Wie wichtig gerade eine Lehrperson sein kann, hat er selbst erfahren. Seine Erweckung zum Schriftsteller verdankte er, wie er später immer wieder betont hat, seinem Lehrer Kurt Hasler. Er wäre kaum Schriftsteller geworden, schreibt er, wenn dieser nicht «unter dem Schutt von dreissig Rechtschreibfehlern» sein Talent entdeckt hätte. Nicht zuletzt wegen dieser Erfahrung hat er sich immer wieder mit der Rolle des Lehrers und mit der chancengerechten Schule befasst.

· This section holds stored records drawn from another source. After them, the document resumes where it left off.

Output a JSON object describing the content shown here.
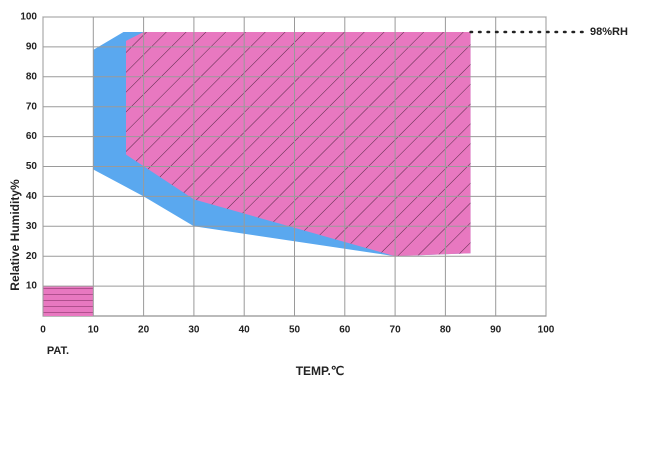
{
  "chart_data": {
    "type": "region",
    "x_label": "TEMP.℃",
    "y_label": "Relative Humidity%",
    "xlim": [
      0,
      100
    ],
    "ylim": [
      0,
      100
    ],
    "xticks": [
      0,
      10,
      20,
      30,
      40,
      50,
      60,
      70,
      80,
      90,
      100
    ],
    "yticks": [
      10,
      20,
      30,
      40,
      50,
      60,
      70,
      80,
      90,
      100
    ],
    "grid": true,
    "series": [
      {
        "color": "#5aa8ef",
        "hatch": "none",
        "x": [
          10,
          10,
          16,
          85,
          85,
          70,
          66,
          30,
          20
        ],
        "values": [
          49,
          89,
          95,
          95,
          21,
          20,
          21,
          30,
          40
        ]
      },
      {
        "color": "#e878c0",
        "hatch": "diagonal",
        "x": [
          16.5,
          16.5,
          20,
          85,
          85,
          70,
          30
        ],
        "values": [
          54,
          92,
          95,
          95,
          21,
          20,
          39
        ]
      },
      {
        "color": "#e878c0",
        "hatch": "horizontal",
        "x": [
          0,
          10,
          10,
          0
        ],
        "values": [
          0,
          0,
          10,
          10
        ]
      }
    ],
    "annotations": [
      {
        "text": "98%RH"
      },
      {
        "text": "PAT."
      }
    ]
  }
}
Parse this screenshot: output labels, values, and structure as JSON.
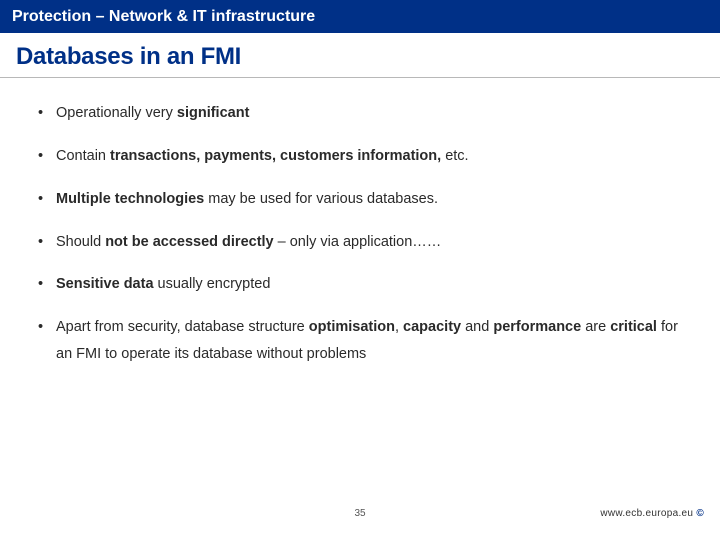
{
  "header": {
    "title": "Protection – Network & IT infrastructure"
  },
  "slide": {
    "title": "Databases in an FMI"
  },
  "bullets": [
    {
      "pre": "Operationally very ",
      "bold1": "significant",
      "post": ""
    },
    {
      "pre": "Contain ",
      "bold1": "transactions, payments, customers information,",
      "post": " etc."
    },
    {
      "bold1": "Multiple technologies",
      "mid": " may be used for various databases.",
      "post": ""
    },
    {
      "pre": "Should ",
      "bold1": "not be accessed directly",
      "post": " – only via application……"
    },
    {
      "bold1": "Sensitive data",
      "mid": " usually encrypted",
      "post": ""
    },
    {
      "pre": "Apart from security, database structure ",
      "bold1": "optimisation",
      "mid": ", ",
      "bold2": "capacity",
      "mid2": " and ",
      "bold3": "performance",
      "mid3": " are ",
      "bold4": "critical",
      "post": " for an FMI to operate its database without problems"
    }
  ],
  "footer": {
    "page": "35",
    "url": "www.ecb.europa.eu",
    "copy": " © "
  },
  "colors": {
    "brand": "#003087",
    "text": "#2a2a2a",
    "rule": "#b8b8b8",
    "bg": "#ffffff"
  }
}
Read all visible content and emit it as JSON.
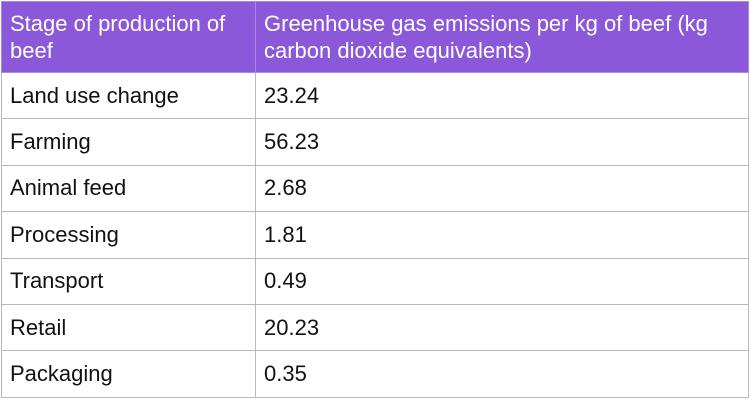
{
  "table": {
    "header": [
      "Stage of production of beef",
      "Greenhouse gas emissions per kg of beef (kg carbon dioxide equivalents)"
    ],
    "rows": [
      [
        "Land use change",
        "23.24"
      ],
      [
        "Farming",
        "56.23"
      ],
      [
        "Animal feed",
        "2.68"
      ],
      [
        "Processing",
        "1.81"
      ],
      [
        "Transport",
        "0.49"
      ],
      [
        "Retail",
        "20.23"
      ],
      [
        "Packaging",
        "0.35"
      ]
    ]
  }
}
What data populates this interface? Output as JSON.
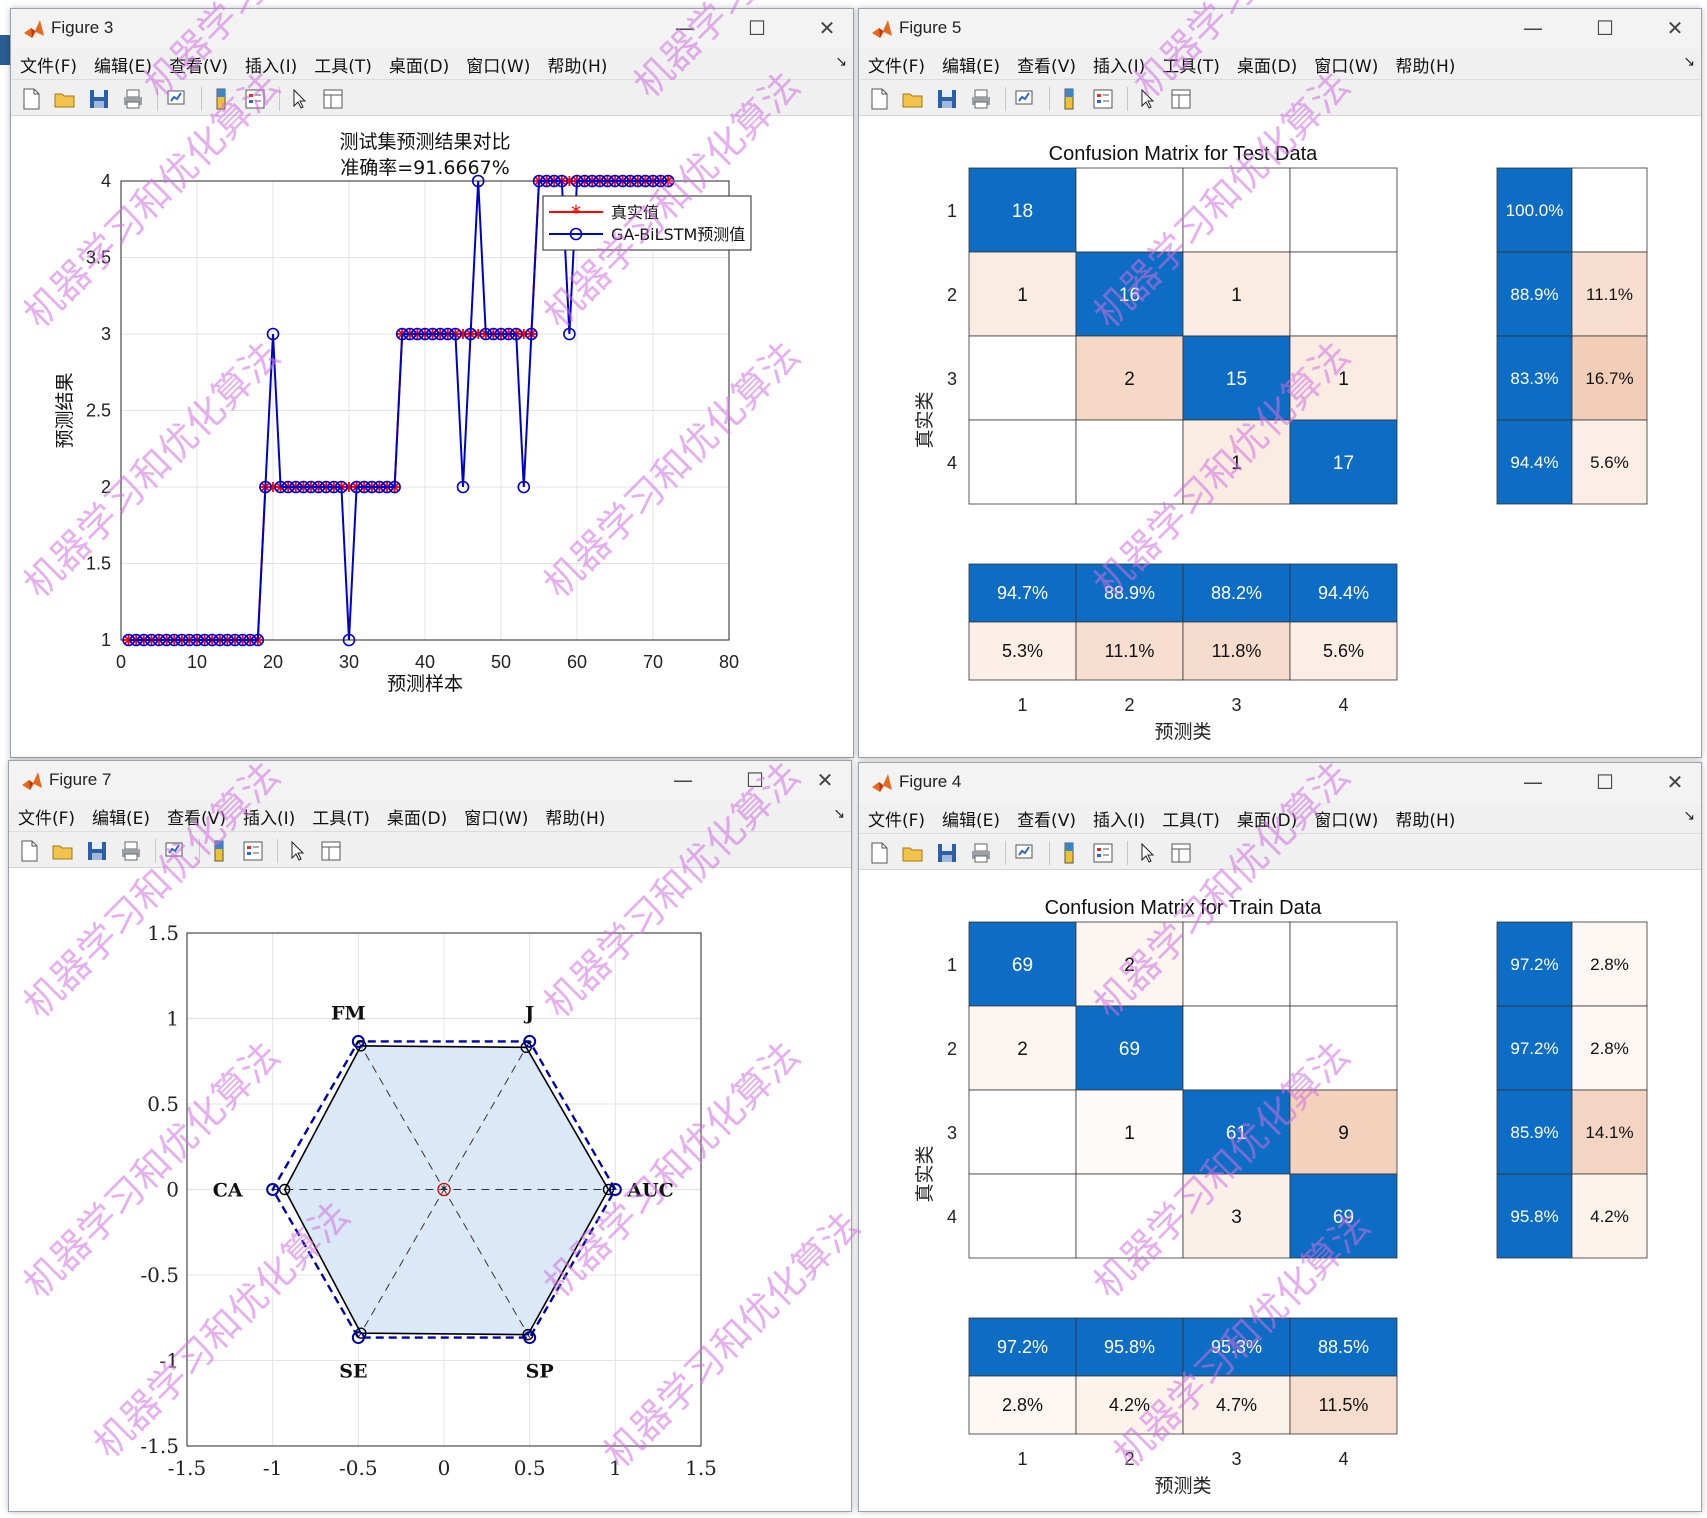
{
  "menus": [
    "文件(F)",
    "编辑(E)",
    "查看(V)",
    "插入(I)",
    "工具(T)",
    "桌面(D)",
    "窗口(W)",
    "帮助(H)"
  ],
  "controls": {
    "minimize": "—",
    "maximize": "☐",
    "close": "✕",
    "menu_arrow": "↘"
  },
  "watermark": "机器学习和优化算法",
  "windows": {
    "fig3": {
      "title": "Figure 3",
      "chart_data": {
        "type": "line",
        "title": "测试集预测结果对比",
        "subtitle": "准确率=91.6667%",
        "xlabel": "预测样本",
        "ylabel": "预测结果",
        "xlim": [
          0,
          80
        ],
        "ylim": [
          1,
          4
        ],
        "xticks": [
          "0",
          "10",
          "20",
          "30",
          "40",
          "50",
          "60",
          "70",
          "80"
        ],
        "yticks": [
          "1",
          "1.5",
          "2",
          "2.5",
          "3",
          "3.5",
          "4"
        ],
        "grid": true,
        "legend_position": "top-right",
        "series": [
          {
            "name": "真实值",
            "color": "#ff0000",
            "marker": "star",
            "values": [
              1,
              1,
              1,
              1,
              1,
              1,
              1,
              1,
              1,
              1,
              1,
              1,
              1,
              1,
              1,
              1,
              1,
              1,
              2,
              2,
              2,
              2,
              2,
              2,
              2,
              2,
              2,
              2,
              2,
              2,
              2,
              2,
              2,
              2,
              2,
              2,
              3,
              3,
              3,
              3,
              3,
              3,
              3,
              3,
              3,
              3,
              3,
              3,
              3,
              3,
              3,
              3,
              3,
              3,
              4,
              4,
              4,
              4,
              4,
              4,
              4,
              4,
              4,
              4,
              4,
              4,
              4,
              4,
              4,
              4,
              4,
              4
            ]
          },
          {
            "name": "GA-BiLSTM预测值",
            "color": "#0000cc",
            "marker": "circle",
            "values": [
              1,
              1,
              1,
              1,
              1,
              1,
              1,
              1,
              1,
              1,
              1,
              1,
              1,
              1,
              1,
              1,
              1,
              1,
              2,
              3,
              2,
              2,
              2,
              2,
              2,
              2,
              2,
              2,
              2,
              1,
              2,
              2,
              2,
              2,
              2,
              2,
              3,
              3,
              3,
              3,
              3,
              3,
              3,
              3,
              2,
              3,
              4,
              3,
              3,
              3,
              3,
              3,
              2,
              3,
              4,
              4,
              4,
              4,
              3,
              4,
              4,
              4,
              4,
              4,
              4,
              4,
              4,
              4,
              4,
              4,
              4,
              4
            ]
          }
        ]
      }
    },
    "fig5": {
      "title": "Figure 5",
      "chart_data": {
        "type": "heatmap",
        "title": "Confusion Matrix for Test Data",
        "xlabel": "预测类",
        "ylabel": "真实类",
        "classes": [
          "1",
          "2",
          "3",
          "4"
        ],
        "matrix": [
          [
            18,
            0,
            0,
            0
          ],
          [
            1,
            16,
            1,
            0
          ],
          [
            0,
            2,
            15,
            1
          ],
          [
            0,
            0,
            1,
            17
          ]
        ],
        "row_summary": [
          [
            "100.0%",
            ""
          ],
          [
            "88.9%",
            "11.1%"
          ],
          [
            "83.3%",
            "16.7%"
          ],
          [
            "94.4%",
            "5.6%"
          ]
        ],
        "col_summary": [
          [
            "94.7%",
            "88.9%",
            "88.2%",
            "94.4%"
          ],
          [
            "5.3%",
            "11.1%",
            "11.8%",
            "5.6%"
          ]
        ]
      }
    },
    "fig7": {
      "title": "Figure 7",
      "chart_data": {
        "type": "radar",
        "axes": [
          "AUC",
          "J",
          "FM",
          "CA",
          "SE",
          "SP"
        ],
        "xlim": [
          -1.5,
          1.5
        ],
        "ylim": [
          -1.5,
          1.5
        ],
        "xticks": [
          "-1.5",
          "-1",
          "-0.5",
          "0",
          "0.5",
          "1",
          "1.5"
        ],
        "yticks": [
          "1.5",
          "1",
          "0.5",
          "0",
          "-0.5",
          "-1",
          "-1.5"
        ],
        "grid": true,
        "series": [
          {
            "style": "solid",
            "color": "#000000",
            "fill": "#dbe8f7",
            "values": [
              0.96,
              0.96,
              0.97,
              0.93,
              0.97,
              0.98
            ]
          },
          {
            "style": "dashed",
            "color": "#0000aa",
            "values": [
              1.0,
              1.0,
              1.0,
              1.0,
              1.0,
              1.0
            ]
          }
        ]
      }
    },
    "fig4": {
      "title": "Figure 4",
      "chart_data": {
        "type": "heatmap",
        "title": "Confusion Matrix for Train Data",
        "xlabel": "预测类",
        "ylabel": "真实类",
        "classes": [
          "1",
          "2",
          "3",
          "4"
        ],
        "matrix": [
          [
            69,
            2,
            0,
            0
          ],
          [
            2,
            69,
            0,
            0
          ],
          [
            0,
            1,
            61,
            9
          ],
          [
            0,
            0,
            3,
            69
          ]
        ],
        "row_summary": [
          [
            "97.2%",
            "2.8%"
          ],
          [
            "97.2%",
            "2.8%"
          ],
          [
            "85.9%",
            "14.1%"
          ],
          [
            "95.8%",
            "4.2%"
          ]
        ],
        "col_summary": [
          [
            "97.2%",
            "95.8%",
            "95.3%",
            "88.5%"
          ],
          [
            "2.8%",
            "4.2%",
            "4.7%",
            "11.5%"
          ]
        ]
      }
    }
  }
}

Mitten in die Lehrerzeit fiel 1964 das Erscheinen von «Eigentlich möchte Frau Blum den Milchmann kennenlernen». Bichsel erregte auf Anhieb Aufsehen. Die Koryphäe der Literaturkritik, Marcel Reich-Ranitzki, verlieh ihm mit einer euphorischen Kritik die literarischen Weihen und verkündete «die Entdeckung eines jungen, bisher gänzlich unbekannten und zugleich hochbegabten Schriftstellers».

Damit war der Grundstein für ein literarisches Werk gelegt, das, so Reich-Ranitzki, sein «eigenartiges Mass in sich» hat. In den Milchmann-Miniaturen ist ein literarischer Stil angelegt, der in den unterschiedlichsten Facetten zum Kennzeichen Bichsels wurde: vertrackt einfach. Nichts klingt so unverwechselbar leicht wie eine Geschichte aus seiner Hand.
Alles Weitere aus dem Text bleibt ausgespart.